Jules César décapité
Monter Giulio Cesare in Egitto
avec une troupe demande certains aménagements qui peuvent choquer
le monde inflexible des traditionalistes du baroque. Il ne faut pas trop
espérer réunir toutes les voix adaptées aux exigences
des partitions telles qu'elles sont aujourd'hui servies par le disque.
Faut-il pour autant renoncer à montrer une oeuvre aussi magistrale
? Avec courage et talent, la direction artistique de l'opéra de
Berne a relevé le défi. Un seul rôle n'a pu être
distribué dans la tessiture originale : Tolomeo s'est vu attribuer
à un baryton au lieu de la mezzo-soprano normalement prévue.
Donc, tout pouvait aller pour le mieux
si... la grippe ne s'était mêlée de l'affaire ! Depuis
la première représentation, Sesto était aphone jouant
"en muet" son rôle sur scène. Une collègue accourue
en catastrophe de l'Opéra de Zurich remplaçait la voix défaillante
depuis la fosse d'orchestre. A la troisième représentation,
la fièvre eut raison de la titulaire et sa remplaçante fut
hissée sur les planches. Ouf ! Sauvés. Mais comme un malheur
n'arrive jamais seul, l'ultime catastrophe s'annonçait. Pas moins
que le rôle-titre, la mezzo Carla Maria Wesseling, était à
son tour terrassée par la grippe ! Trouver un Giulio Cesare libre
est une gageure que le StadttheaterBern a relevé miraculeusement
en la personne du contre-ténor argentin Martin Oro, qui s'est libéré
en l'espace d'une journée pour répondre aux exigences du
rôle. Devant l'impossibilité de le mettre en confiance avec
la mise en scène et de lui tailler un costume, c'est l'assistante
du metteur en scène qui assuma le rôle "muet" du consul et
dictateur dont la voix s'élevait des pupitres de l'orchestre.
Autre aménagement à faire
hurler les inconditionnels, le livret "bernois" a été tronqué
de neuf scènes sur les quarante que compte l'oeuvre originale. Ces
mutilations, si elles privent l'auditeur d'airs admirables, ne gênent
pourtant pas la compréhension ni le déroulement de l'intrigue.
Un temple dont l'imposante structure
s'enfonce peu à peu dans un parterre de quelques dunes de sable
forme le décor (Christoph Wagenknecht). Complice de l'inexorable
enfermement des personnages, entre les murs et les colonnes de l'imposante
bâtisse recouverts de graffitis et d'inscriptions touristiques récentes,
un fauteuil et deux chaises Louis XV servent d'uniques accessoires scéniques.

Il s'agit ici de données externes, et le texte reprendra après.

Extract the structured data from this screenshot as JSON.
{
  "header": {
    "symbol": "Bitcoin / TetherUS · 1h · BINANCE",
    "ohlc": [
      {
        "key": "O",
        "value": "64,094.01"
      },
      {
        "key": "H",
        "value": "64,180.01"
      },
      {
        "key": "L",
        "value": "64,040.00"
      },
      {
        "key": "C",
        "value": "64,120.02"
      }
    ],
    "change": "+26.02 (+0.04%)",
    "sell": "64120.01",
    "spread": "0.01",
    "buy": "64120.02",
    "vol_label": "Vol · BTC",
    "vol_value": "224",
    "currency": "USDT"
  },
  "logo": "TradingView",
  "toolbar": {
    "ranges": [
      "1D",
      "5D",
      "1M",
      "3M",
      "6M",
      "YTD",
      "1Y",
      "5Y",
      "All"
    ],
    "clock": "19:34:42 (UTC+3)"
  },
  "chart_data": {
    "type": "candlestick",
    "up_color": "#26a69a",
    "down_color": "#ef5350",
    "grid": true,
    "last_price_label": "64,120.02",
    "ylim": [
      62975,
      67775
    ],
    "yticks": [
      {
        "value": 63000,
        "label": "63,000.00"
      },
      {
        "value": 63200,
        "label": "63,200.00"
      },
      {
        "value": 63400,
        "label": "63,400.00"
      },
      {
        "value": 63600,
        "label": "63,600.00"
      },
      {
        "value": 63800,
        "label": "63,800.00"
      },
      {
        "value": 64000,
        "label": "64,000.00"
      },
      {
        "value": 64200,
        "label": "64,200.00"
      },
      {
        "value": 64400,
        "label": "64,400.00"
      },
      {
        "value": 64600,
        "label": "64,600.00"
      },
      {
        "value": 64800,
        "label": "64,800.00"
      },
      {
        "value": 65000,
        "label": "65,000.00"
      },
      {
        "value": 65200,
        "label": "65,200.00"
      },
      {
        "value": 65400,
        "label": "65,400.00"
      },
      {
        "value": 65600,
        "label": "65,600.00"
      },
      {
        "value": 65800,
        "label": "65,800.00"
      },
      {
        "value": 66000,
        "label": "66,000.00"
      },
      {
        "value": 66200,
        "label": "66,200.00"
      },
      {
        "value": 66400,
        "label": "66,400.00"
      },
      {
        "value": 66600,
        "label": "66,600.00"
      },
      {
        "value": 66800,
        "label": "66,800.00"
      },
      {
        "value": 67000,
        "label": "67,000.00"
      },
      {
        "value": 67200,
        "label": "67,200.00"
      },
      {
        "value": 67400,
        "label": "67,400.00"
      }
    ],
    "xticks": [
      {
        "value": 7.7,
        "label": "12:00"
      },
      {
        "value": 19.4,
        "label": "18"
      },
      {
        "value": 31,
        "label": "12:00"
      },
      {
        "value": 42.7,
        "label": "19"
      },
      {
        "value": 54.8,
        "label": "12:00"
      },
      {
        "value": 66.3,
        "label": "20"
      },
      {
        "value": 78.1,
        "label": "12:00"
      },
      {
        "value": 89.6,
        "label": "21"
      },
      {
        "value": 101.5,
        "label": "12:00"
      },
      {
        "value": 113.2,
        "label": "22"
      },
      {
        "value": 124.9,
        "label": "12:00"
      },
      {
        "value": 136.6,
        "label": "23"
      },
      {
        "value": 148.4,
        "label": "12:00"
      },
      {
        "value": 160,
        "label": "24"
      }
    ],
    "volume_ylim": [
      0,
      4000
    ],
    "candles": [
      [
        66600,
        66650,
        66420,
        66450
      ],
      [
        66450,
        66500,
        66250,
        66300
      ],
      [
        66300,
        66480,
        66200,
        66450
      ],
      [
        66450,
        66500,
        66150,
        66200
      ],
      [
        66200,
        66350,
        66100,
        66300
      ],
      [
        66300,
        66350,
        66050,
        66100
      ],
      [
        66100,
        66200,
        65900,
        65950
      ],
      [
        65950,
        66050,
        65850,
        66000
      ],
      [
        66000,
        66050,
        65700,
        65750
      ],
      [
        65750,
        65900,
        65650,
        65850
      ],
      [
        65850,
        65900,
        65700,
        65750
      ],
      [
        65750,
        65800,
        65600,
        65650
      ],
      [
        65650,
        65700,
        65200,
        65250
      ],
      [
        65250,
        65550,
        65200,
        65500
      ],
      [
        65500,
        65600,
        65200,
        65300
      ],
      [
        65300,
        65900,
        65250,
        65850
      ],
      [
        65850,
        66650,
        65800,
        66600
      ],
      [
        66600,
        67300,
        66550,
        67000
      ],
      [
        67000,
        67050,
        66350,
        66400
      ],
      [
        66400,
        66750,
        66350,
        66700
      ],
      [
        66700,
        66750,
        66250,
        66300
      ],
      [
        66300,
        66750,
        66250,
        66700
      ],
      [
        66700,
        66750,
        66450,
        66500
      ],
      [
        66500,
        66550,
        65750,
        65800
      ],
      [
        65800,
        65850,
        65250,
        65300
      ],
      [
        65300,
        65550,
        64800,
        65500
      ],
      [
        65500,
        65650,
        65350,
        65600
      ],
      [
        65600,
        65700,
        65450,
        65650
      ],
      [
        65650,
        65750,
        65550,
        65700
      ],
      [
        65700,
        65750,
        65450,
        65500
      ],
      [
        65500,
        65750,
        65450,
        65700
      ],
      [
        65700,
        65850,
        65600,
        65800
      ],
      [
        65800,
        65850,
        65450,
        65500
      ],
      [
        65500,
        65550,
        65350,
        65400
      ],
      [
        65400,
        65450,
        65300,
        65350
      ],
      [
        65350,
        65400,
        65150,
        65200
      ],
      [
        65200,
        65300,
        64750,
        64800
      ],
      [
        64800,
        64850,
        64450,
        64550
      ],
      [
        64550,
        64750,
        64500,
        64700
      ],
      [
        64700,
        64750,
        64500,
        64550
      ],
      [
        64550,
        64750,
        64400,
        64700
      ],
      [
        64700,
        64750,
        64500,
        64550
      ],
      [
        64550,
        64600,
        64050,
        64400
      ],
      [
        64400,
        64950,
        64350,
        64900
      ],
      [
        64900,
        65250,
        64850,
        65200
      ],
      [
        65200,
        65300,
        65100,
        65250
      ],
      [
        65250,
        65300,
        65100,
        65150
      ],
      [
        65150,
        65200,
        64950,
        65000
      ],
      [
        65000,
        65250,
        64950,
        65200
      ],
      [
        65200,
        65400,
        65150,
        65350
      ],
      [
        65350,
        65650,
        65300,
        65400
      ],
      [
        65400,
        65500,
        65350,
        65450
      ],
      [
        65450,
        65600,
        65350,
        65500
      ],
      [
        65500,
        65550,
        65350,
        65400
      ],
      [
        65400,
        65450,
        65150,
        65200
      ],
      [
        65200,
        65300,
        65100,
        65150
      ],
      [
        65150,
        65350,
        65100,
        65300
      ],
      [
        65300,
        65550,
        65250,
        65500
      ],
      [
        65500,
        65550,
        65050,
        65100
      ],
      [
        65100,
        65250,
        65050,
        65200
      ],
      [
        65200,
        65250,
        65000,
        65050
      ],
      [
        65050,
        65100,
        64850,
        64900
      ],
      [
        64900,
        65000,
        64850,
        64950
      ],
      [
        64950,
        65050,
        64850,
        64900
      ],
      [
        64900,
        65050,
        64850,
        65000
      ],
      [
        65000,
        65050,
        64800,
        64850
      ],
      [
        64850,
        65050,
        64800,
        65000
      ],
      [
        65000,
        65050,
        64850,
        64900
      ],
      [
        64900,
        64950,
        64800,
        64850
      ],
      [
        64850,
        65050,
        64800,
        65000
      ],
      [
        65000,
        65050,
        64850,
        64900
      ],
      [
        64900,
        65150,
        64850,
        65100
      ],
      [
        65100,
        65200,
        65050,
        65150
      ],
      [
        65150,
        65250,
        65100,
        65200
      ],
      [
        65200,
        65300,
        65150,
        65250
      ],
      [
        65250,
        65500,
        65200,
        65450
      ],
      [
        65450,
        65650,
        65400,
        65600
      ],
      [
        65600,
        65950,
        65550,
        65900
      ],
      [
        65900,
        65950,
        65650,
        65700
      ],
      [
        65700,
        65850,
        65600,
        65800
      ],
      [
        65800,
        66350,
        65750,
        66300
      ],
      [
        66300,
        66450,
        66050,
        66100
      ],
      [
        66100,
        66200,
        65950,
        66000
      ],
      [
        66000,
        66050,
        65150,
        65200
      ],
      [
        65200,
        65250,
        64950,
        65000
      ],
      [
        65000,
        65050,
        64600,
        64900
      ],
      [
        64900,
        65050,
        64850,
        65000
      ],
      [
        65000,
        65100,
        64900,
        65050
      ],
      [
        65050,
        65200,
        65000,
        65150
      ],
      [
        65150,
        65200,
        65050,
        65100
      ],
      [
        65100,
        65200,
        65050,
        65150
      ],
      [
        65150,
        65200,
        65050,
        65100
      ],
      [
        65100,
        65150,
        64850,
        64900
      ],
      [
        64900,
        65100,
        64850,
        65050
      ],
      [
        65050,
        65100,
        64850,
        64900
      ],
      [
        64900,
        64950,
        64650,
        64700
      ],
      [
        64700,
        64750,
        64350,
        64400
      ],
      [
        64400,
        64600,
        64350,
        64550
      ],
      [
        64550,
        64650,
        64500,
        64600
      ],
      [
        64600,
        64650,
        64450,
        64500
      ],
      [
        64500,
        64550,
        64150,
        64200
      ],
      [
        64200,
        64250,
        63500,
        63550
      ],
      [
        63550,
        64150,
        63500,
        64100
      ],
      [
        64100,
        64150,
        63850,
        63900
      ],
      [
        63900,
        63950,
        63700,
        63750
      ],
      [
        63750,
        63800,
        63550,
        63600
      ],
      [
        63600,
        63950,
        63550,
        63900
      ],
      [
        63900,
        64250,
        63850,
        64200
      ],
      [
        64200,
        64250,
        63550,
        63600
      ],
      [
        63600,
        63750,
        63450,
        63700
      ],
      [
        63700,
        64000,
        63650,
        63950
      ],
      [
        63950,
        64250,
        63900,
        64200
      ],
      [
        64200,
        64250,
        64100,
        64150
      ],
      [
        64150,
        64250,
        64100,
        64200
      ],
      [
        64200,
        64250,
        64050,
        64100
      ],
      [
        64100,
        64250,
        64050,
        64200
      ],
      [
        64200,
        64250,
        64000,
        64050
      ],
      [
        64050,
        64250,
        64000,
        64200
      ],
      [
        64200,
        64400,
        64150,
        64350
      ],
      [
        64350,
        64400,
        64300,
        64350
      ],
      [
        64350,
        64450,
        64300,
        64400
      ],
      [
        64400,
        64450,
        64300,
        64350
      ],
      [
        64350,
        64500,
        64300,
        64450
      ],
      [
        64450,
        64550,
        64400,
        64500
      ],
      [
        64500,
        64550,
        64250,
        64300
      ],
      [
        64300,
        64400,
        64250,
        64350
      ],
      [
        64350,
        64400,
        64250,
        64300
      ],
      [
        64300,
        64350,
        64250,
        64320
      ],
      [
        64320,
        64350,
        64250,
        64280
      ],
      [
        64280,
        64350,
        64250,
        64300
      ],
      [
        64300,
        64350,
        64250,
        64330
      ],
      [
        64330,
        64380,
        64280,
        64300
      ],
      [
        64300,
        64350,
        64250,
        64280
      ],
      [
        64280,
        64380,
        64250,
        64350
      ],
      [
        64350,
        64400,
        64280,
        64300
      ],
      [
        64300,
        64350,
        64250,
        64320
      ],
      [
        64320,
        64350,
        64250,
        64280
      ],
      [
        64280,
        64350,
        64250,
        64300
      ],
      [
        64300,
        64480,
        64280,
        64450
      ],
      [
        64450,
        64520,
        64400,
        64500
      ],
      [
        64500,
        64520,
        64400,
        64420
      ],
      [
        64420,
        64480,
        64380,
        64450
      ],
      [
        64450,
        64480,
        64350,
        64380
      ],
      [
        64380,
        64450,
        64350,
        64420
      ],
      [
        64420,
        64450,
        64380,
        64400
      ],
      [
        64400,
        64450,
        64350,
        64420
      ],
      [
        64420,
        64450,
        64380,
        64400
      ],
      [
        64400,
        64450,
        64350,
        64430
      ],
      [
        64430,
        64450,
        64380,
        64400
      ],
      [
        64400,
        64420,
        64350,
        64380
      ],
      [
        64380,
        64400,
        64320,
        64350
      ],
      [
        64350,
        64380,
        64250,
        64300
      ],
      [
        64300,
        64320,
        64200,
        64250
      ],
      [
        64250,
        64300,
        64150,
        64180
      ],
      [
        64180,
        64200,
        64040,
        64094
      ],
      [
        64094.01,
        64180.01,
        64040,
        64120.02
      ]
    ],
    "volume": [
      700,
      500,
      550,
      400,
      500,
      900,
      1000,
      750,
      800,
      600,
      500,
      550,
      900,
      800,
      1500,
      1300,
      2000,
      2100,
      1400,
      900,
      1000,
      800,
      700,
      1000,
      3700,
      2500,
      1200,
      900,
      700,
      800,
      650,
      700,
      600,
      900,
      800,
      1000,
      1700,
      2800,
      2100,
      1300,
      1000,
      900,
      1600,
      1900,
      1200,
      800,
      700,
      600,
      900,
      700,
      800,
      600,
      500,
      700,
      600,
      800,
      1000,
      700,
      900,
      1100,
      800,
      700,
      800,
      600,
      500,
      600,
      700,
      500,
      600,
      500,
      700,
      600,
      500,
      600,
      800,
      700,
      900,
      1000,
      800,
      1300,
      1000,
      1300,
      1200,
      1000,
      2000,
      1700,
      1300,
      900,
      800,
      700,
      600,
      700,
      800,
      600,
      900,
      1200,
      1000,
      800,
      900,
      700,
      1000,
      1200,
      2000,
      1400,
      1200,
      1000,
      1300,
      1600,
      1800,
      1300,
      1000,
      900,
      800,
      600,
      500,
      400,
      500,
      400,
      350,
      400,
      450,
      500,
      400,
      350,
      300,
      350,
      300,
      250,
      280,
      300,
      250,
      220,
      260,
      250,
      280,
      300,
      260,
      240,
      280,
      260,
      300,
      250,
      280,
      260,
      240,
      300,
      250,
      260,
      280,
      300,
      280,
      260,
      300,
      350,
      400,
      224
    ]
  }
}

Un " Où est passé mon appareil de photo " côtoyant
" Madonna you're great " et autres inscriptions en caractères cyrilliques
témoignent d'un tourisme de masse récent. Dans ce monde hétéroclite,
l'intemporalité est soulignée avec les personnages égyptiens
de l'opéra qui apparaissant dans des costumes (Sven Bindseil) d'une
Egypte ancienne relookée à la mode actuelle alors que les
Romains sont vêtus de complets vestons assimilables à ceux
des mafiosi des années trente.
Robin Adams (Tolomeo), Richard Ackermann
(Achilla),
Maria Riccarda Wesseling (Giulio
Cesare)
Photo Edouard Rieben
Dans sa mise en scène, Jakob
Peters-Messer se limite à des images simples et efficaces. Les dialogues
amoureux ou guerriers sont habités par la présence incessante
de Pompée (rôle muet) assassiné, sortant de sa tombe
et traversant régulièrement les espaces scéniques.

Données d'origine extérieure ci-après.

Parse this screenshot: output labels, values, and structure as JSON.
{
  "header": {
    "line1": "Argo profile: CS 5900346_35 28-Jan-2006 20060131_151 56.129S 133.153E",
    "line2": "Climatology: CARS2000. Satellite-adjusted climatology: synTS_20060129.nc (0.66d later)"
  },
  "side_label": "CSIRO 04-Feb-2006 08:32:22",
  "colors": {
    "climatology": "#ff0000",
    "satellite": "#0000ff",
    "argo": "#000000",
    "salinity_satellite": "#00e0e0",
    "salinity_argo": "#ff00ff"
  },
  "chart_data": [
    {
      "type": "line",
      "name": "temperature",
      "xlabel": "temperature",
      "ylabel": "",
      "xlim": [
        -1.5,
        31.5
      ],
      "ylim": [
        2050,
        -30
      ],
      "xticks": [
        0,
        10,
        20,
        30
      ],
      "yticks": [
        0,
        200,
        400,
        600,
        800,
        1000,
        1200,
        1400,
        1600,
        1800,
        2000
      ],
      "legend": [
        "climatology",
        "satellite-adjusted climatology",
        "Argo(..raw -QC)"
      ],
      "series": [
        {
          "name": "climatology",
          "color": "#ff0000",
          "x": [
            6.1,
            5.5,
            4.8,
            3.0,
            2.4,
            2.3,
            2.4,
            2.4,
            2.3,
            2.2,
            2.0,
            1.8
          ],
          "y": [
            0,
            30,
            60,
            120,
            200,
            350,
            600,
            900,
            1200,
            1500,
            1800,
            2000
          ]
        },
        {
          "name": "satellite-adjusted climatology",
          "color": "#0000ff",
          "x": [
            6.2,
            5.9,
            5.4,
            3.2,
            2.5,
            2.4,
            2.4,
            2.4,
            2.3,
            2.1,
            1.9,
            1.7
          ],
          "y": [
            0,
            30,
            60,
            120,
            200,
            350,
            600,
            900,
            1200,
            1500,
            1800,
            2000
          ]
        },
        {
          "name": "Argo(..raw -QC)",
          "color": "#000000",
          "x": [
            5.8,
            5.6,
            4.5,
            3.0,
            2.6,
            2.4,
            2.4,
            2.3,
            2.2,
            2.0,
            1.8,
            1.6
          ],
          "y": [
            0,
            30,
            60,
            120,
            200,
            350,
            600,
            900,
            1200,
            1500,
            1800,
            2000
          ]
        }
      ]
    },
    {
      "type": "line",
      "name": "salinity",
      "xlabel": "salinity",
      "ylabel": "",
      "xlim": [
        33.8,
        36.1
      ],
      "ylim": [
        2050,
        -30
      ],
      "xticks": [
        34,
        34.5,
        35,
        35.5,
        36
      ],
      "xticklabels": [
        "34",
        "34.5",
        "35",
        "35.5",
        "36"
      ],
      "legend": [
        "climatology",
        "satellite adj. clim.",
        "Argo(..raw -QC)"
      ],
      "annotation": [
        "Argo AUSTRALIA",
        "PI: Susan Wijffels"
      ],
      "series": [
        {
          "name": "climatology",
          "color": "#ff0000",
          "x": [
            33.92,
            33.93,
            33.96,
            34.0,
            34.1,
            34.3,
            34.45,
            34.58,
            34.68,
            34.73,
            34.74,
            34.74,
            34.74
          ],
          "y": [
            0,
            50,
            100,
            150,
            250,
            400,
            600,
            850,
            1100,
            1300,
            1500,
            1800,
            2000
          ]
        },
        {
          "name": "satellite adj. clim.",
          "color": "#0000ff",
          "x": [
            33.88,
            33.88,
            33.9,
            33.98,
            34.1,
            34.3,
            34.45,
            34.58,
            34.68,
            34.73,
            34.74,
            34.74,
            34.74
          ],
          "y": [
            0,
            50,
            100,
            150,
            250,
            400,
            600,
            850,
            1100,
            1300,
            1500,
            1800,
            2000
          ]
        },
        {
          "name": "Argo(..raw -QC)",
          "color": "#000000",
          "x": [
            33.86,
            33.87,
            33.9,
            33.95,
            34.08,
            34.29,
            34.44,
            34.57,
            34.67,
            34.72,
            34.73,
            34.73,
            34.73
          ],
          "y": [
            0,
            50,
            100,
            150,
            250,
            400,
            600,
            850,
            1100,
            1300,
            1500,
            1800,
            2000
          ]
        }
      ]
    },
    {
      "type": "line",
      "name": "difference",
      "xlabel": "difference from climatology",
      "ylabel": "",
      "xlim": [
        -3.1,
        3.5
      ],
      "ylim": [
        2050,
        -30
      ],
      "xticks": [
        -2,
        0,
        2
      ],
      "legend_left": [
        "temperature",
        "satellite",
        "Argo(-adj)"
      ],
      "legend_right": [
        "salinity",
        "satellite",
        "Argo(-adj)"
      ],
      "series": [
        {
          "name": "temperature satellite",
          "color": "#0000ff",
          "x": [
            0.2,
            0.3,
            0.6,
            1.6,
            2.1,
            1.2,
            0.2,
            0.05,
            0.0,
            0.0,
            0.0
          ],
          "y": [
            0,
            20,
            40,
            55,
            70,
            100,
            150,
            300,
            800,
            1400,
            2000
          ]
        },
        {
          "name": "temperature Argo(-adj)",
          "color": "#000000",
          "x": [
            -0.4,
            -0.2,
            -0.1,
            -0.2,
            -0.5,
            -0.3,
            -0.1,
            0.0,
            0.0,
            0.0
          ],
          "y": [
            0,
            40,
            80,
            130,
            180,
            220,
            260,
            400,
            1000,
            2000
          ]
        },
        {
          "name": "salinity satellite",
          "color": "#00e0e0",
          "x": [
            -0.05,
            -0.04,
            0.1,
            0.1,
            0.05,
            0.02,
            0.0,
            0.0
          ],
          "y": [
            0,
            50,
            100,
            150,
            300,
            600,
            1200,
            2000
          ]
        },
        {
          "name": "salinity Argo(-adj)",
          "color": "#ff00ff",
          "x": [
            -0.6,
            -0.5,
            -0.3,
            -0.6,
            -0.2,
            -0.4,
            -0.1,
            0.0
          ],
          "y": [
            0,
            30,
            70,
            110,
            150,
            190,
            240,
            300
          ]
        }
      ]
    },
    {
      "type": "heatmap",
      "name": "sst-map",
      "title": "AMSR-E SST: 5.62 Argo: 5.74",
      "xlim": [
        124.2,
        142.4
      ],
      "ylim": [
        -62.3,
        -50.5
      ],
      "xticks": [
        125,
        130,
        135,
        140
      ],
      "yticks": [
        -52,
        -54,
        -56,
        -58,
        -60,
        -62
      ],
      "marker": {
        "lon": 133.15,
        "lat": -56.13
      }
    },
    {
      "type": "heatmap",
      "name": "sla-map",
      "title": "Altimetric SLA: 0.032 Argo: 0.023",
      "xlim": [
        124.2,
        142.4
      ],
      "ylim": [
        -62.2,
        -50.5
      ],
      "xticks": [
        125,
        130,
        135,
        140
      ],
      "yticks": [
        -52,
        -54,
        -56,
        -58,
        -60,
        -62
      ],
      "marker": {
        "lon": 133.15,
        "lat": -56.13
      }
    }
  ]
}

Cette présence fantomatique continuelle pourrait devenir lassante
si le metteur en scène allemand n'assaisonnait pas son discours
de quelques pointes d'ironie et d'humour. Ainsi cette Cléopâtre
charmeuse qui se présente à César comme une star hollywoodienne,
parodiant la langoureuse Elizabeth Taylor face à Richard Burton
dans le célèbre péplum de Joseph L. Mankiewicz tourné
en 1963. Une mise en scène vivante qui porte les protagonistes vers
un divertissement bienvenu et réconfortant malgré les problèmes
inhérents à la distribution.
Si certaines scènes laissent
transparaître la crispation des "nouveaux" chanteurs et acteurs improvisés,
musicalement cette production révèle de superbes talents.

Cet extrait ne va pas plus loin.